Condamné à la pesanteur, je m’extirpe de l’eau et m’effondre haletant sur une dune de sable immaculé. Je décapèle la tribouteille et tout ce qui la rattache à moi, baisse le masque sur le menton, et respire un air frais qui a goût de terre mouillée. J’amarre le fil d’Ariane sur un becquet, ôte les palmes et me redresse. Je chancelle et me retrouve à genoux dans l’eau : je ne sais plus marcher ! Plusieurs minutes me sont nécessaires pour retrouver un équilibre basé sur la verticale. Encore hébété, je me dirige vers l’amont, laissant sur des mottes d’argile séculaires, les premières empreintes d’un pas humain. 60m plus loin, je suis arrêté devant une vasque immense et bleue. La rivière provient d’un neuvième siphon : il faut replonger !… Revenu chercher mon matériel, je traîne les 50 kg d’acier de la tribouteille sur des patinoires d’argile ou des dalles branlantes et déchiquetées. Noyé dans ma propre vapeur, la solitude me serre la gorge…

Une douleur fulgurante au mollet gauche : la crampe me plie en deux. Le vacarme de la cascade toute proche couvre mes cris dérisoires. Peu à peu la douleur s’éloigne et je relève le défi. D’abord alléger le scaphandre. Il faut détendre les sangles à cliquet,  désaccoupler les détendeurs et les manomètres, ôter une des bouteilles, retendre le tout sans se coincer les doigts, et ne rien perdre dans le torrent ! De plus en plus exténué, j’effectue les gestes mécaniquement, en les ponctuant de jurons et de plaintes sans auditeurs. Les bouteilles chargées sur les épaules, j’entreprends l’escalade de la cascade. Elle chute de 2m entre des murailles de marbre rose veiné de blanc. Les doigts crochés dans le rocher, les pieds en opposition, la peur au ventre, je m’élève. L’eau ricoche sur le casque et m’habille d’écume. Un ultime rétablissement et je me retrouve au sommet de l’obstacle, haletant dans ce vêtement étanche où j’étouffe…

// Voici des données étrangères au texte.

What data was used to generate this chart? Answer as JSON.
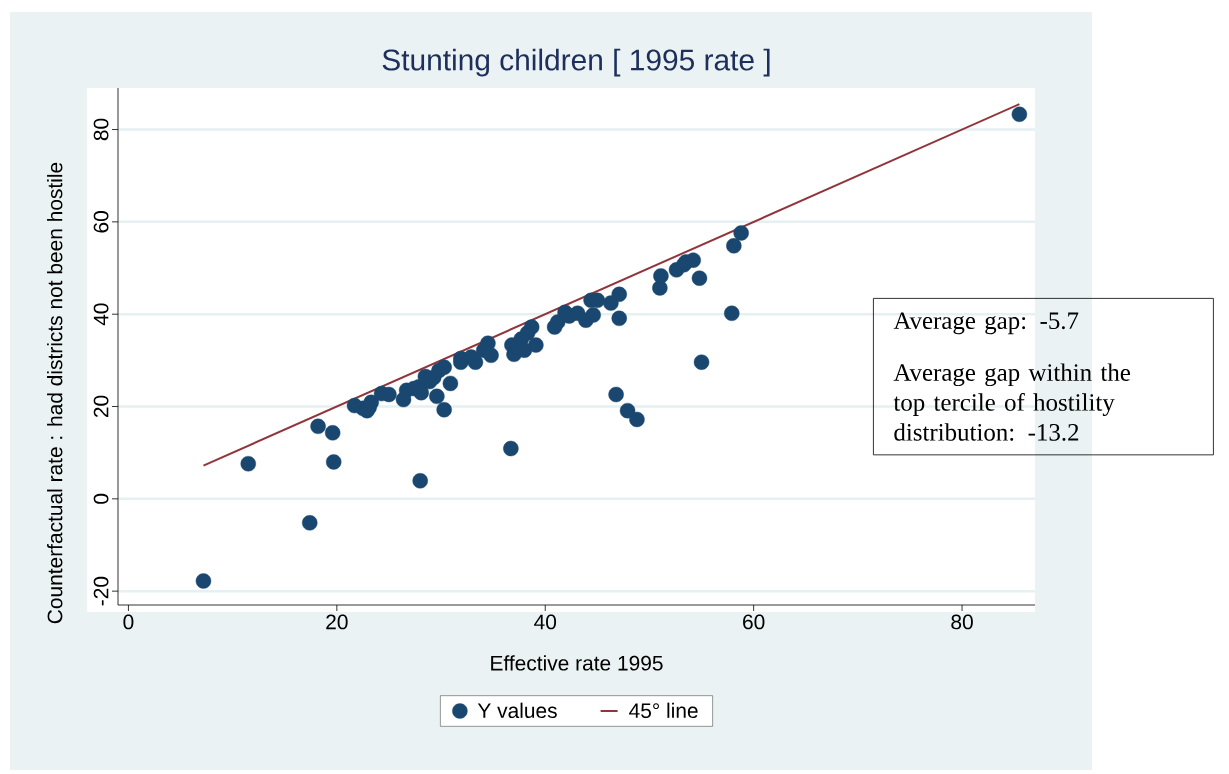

J’aspire une grande bouffée de silence et glisse dans le neuvième siphon. Moins 15 m. La roche est noire, déchiquetée, inquiétante. A mon passage, de larges nappes d’argile se soulèvent en nuages opaques : le pollen mouillé des siphons qu’on déflore… Je viens de passer le nœud des 200 m sur mon dévidoir et aborde une zone de roche concassée. Bientôt, un énorme éboulement trépane la voûte et obstrue toute la galerie. Je ne veux pas y croire et inspecte chaque interstice du chaos. Je suis arrêté. Seule l’eau glacée filtre à travers les cailloux broyés, transportant en son sein le secret bien gardé de son origine. En me retournant, je découvre un phénomène extraordinaire : des centaines de fines coulées d’argile descendent des plafonds, lentement, et s’épanouissent en arborescences irréelles. Ce sont les bulles d’air qui en traversant les voûtes ébouleuses, ont dérangé des sédiments assoupis. Pendant quelques instants, je reste fasciné par les germinations ambiguës de ce jardin de Pluton : stalactites immatérielles qui rejoignent le sol en explosions silencieuses, digitales d’ocre diaphanes, contaminant peu à peu l’eau claire. Je m’arrache au sortilège et amarre le fil sur un bloc. Mi déçu, mi satisfait de m’arrêter sur quelque chose d’infranchissable. Un rapide calcul : je suis à 2910m de la lumière du soleil dont 2510m de siphons…

Dernier maillon de la chaîne qui m’a mené jusqu’ici, j’entame le long retour en aveugle, me guidant sur le fil de nylon. Près de deux heures de plongée en eaux troubles avant de retrouver Eric et Jean…

A 1310m de l’entrée de la grotte, dans une salle émergée, Eric Le Guen et Jean Sorin attendent.. Et racontent :

Tout ce que vous avez toujours voulu savoir sur le Trou Madame sans jamais oser le demander…

« Dimanche 22 Juillet 1979, 3h du matin… De l’eau a pénétré dans mon vêtement “sec” et le froid commence à se faire sentir. Nous nous allongeons sur un énorme banc d’argile et parlons quelques minutes, toutes lampes éteintes. Le sommeil nous gagne… C’est le froid qui me réveille. Nos yeux se posent aussitôt sur une lueur verte au fond de la salle. Francis sur le chemin du retour ? Ce n’est que la phosphorescence de ma montre posée à quelques mètres de nous ! Je jette un coup d’œil aux aiguilles : voilà 2h30 qu’il est parti. Nous avons dormi plus d’une heure ! Jean me regarde, consterné : nous n’avions pas envisagé une telle attente…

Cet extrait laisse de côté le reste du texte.